Une trafiquante hispano-colombienne condamnée à 3 ans de prison ferme
Le tribunal judiciaire de Bayonne a rendu son verdict lundi 9 mars dans une affaire de trafic international de stupéfiants. Yenny Jasnneth Meza Duque, une ressortissante hispano-colombienne, a été condamnée à trois ans de prison ferme avec maintien en détention pour avoir transporté 33 kilos de kétamine entre les Pays-Bas et l'Espagne.
L'arrestation au péage de Biarritz
L'affaire remonte au 4 mars dernier, lorsqu'une patrouille des douanes de Biriatou a contrôlé la prévenue au péage de Biarritz. Un chien renifleur a rapidement détecté la présence de drogue dans la Fiat Punto qu'elle conduisait. Les douaniers ont découvert deux caches aménagées sous les sièges conducteur et passager, contenant 36 sachets thermocollés remplis de cristaux blancs.
L'analyse a confirmé qu'il s'agissait de kétamine, une drogue de synthèse dont la valeur sur le marché est estimée à 660 000 euros. Sous le siège passager, les agents ont également trouvé un couteau de cuisine de 20 centimètres.
Un réseau de trafic international
En garde à vue, Yenny Jasnneth Meza Duque a rapidement reconnu les faits. Elle a expliqué avoir effectué quatre voyages entre Alicante, où elle réside, et Amsterdam. Pour chaque transport, elle touchait 3 000 euros.
La prévenue a déclaré aux enquêteurs : « Je l'ai fait pour l'argent rapide. J'avais des dettes. Et je voulais mettre de l'argent de côté pour acheter du matériel pour une activité de massage. » Elle a également évoqué son souhait de faire venir son père de Colombie, qu'elle n'a pas vu depuis huit ans.
Le rejet de la thèse de la « mule »
Le tribunal n'a pas accrédité la défense qui présentait l'accusée comme une simple « mule », au bas de l'échelle du trafic. La présidente Helena Formond-Eskenazi a souligné : « Vous êtes une femme de confiance. »
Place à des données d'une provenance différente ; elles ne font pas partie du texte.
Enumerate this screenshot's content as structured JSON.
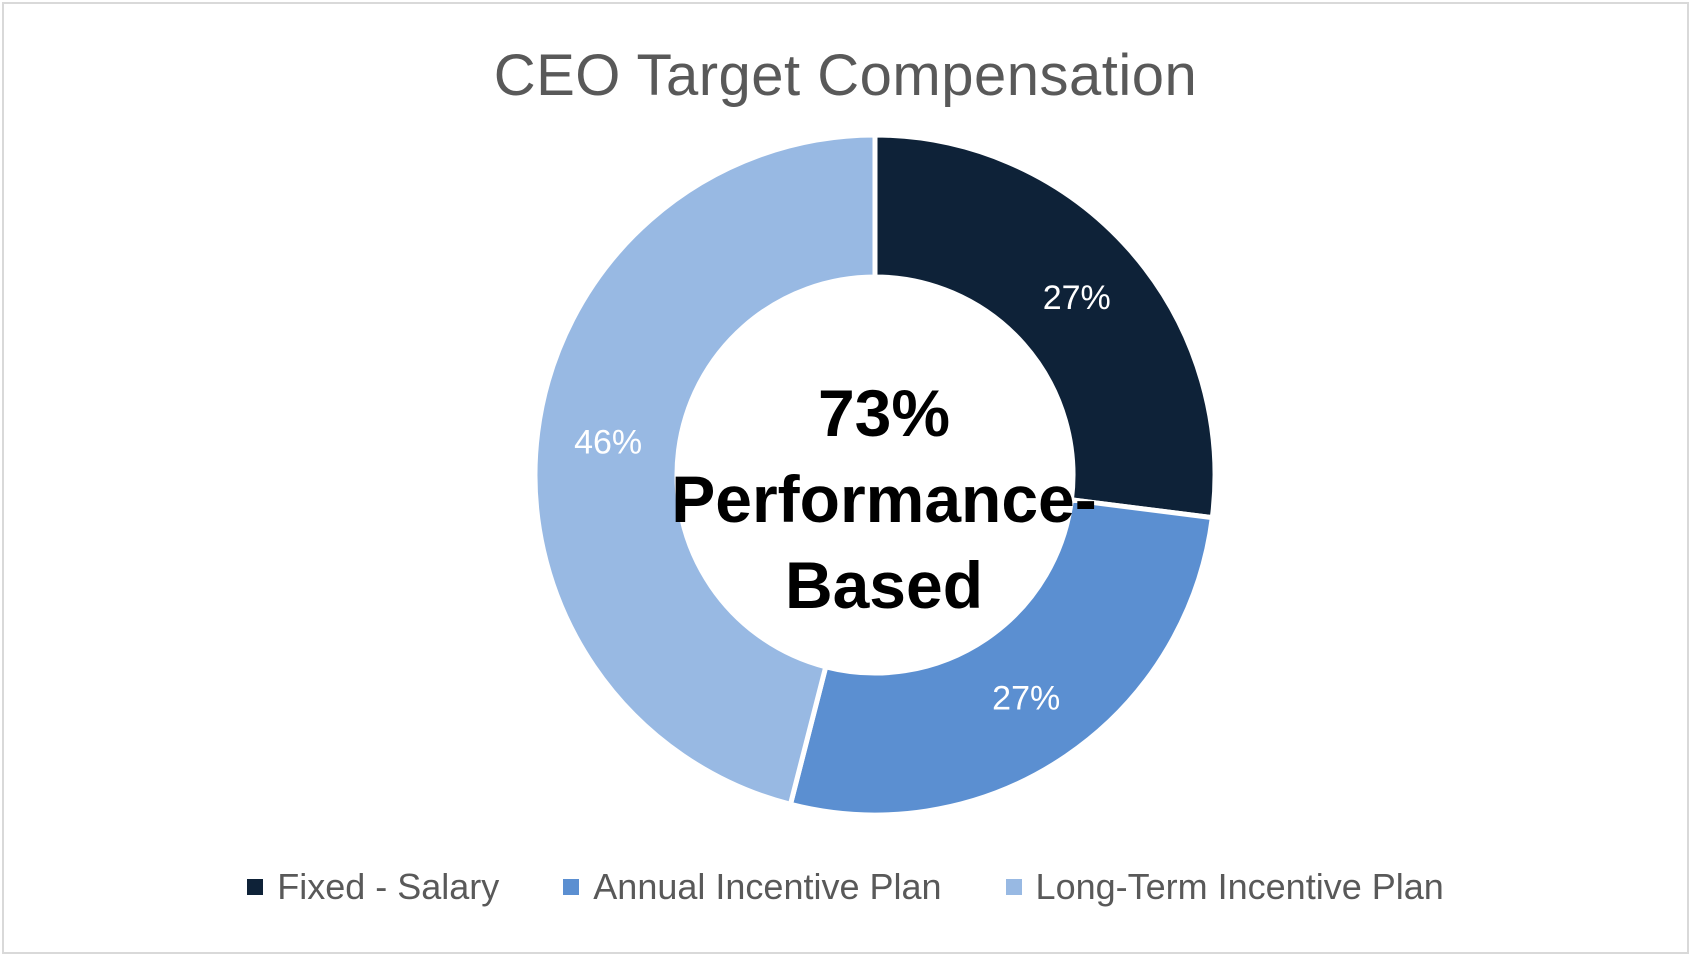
{
  "chart_data": {
    "type": "pie",
    "variant": "donut",
    "title": "CEO Target Compensation",
    "center_label": [
      "73%",
      "Performance-",
      "Based"
    ],
    "slices": [
      {
        "label": "Fixed - Salary",
        "value": 27,
        "display": "27%",
        "color": "#0e2238"
      },
      {
        "label": "Annual Incentive Plan",
        "value": 27,
        "display": "27%",
        "color": "#5b8fd1"
      },
      {
        "label": "Long-Term Incentive Plan",
        "value": 46,
        "display": "46%",
        "color": "#98b9e3"
      }
    ],
    "legend_position": "bottom",
    "slice_label_color": "#ffffff"
  }
}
L'analyse de son téléphone a révélé des échanges via des messageries cryptées avec des complices. La substitut du procureur Marie Hirigoyen a noté : « Vous ne faites pas que passer de la marchandise. Dans les conversations, vous proposez de trouver des acheteurs. Vous donnez des informations sur la cocaïne. »
Une peine sévère
Malgré les arguments de la défense qui présentait l'accusée comme une simple exécutante, le tribunal a estimé qu'elle jouait un rôle plus important dans le réseau. Me Maite Sargiacomo, l'avocate de la prévenue, a pourtant souligné que les échanges cryptés « font apparaître une voiture ouvreuse, avec trois hommes à son bord » qui donnaient des instructions à sa cliente.
Le verdict a été sans appel :
- 3 ans de prison ferme avec maintien en détention
- Interdiction du territoire français pendant 10 ans
- Amende douanière de 660 000 euros
Cette affaire met en lumière les méthodes sophistiquées des réseaux de trafic international qui opèrent entre l'Europe et l'Amérique du Sud, utilisant des voitures équipées de caches et des messageries cryptées pour échapper aux contrôles.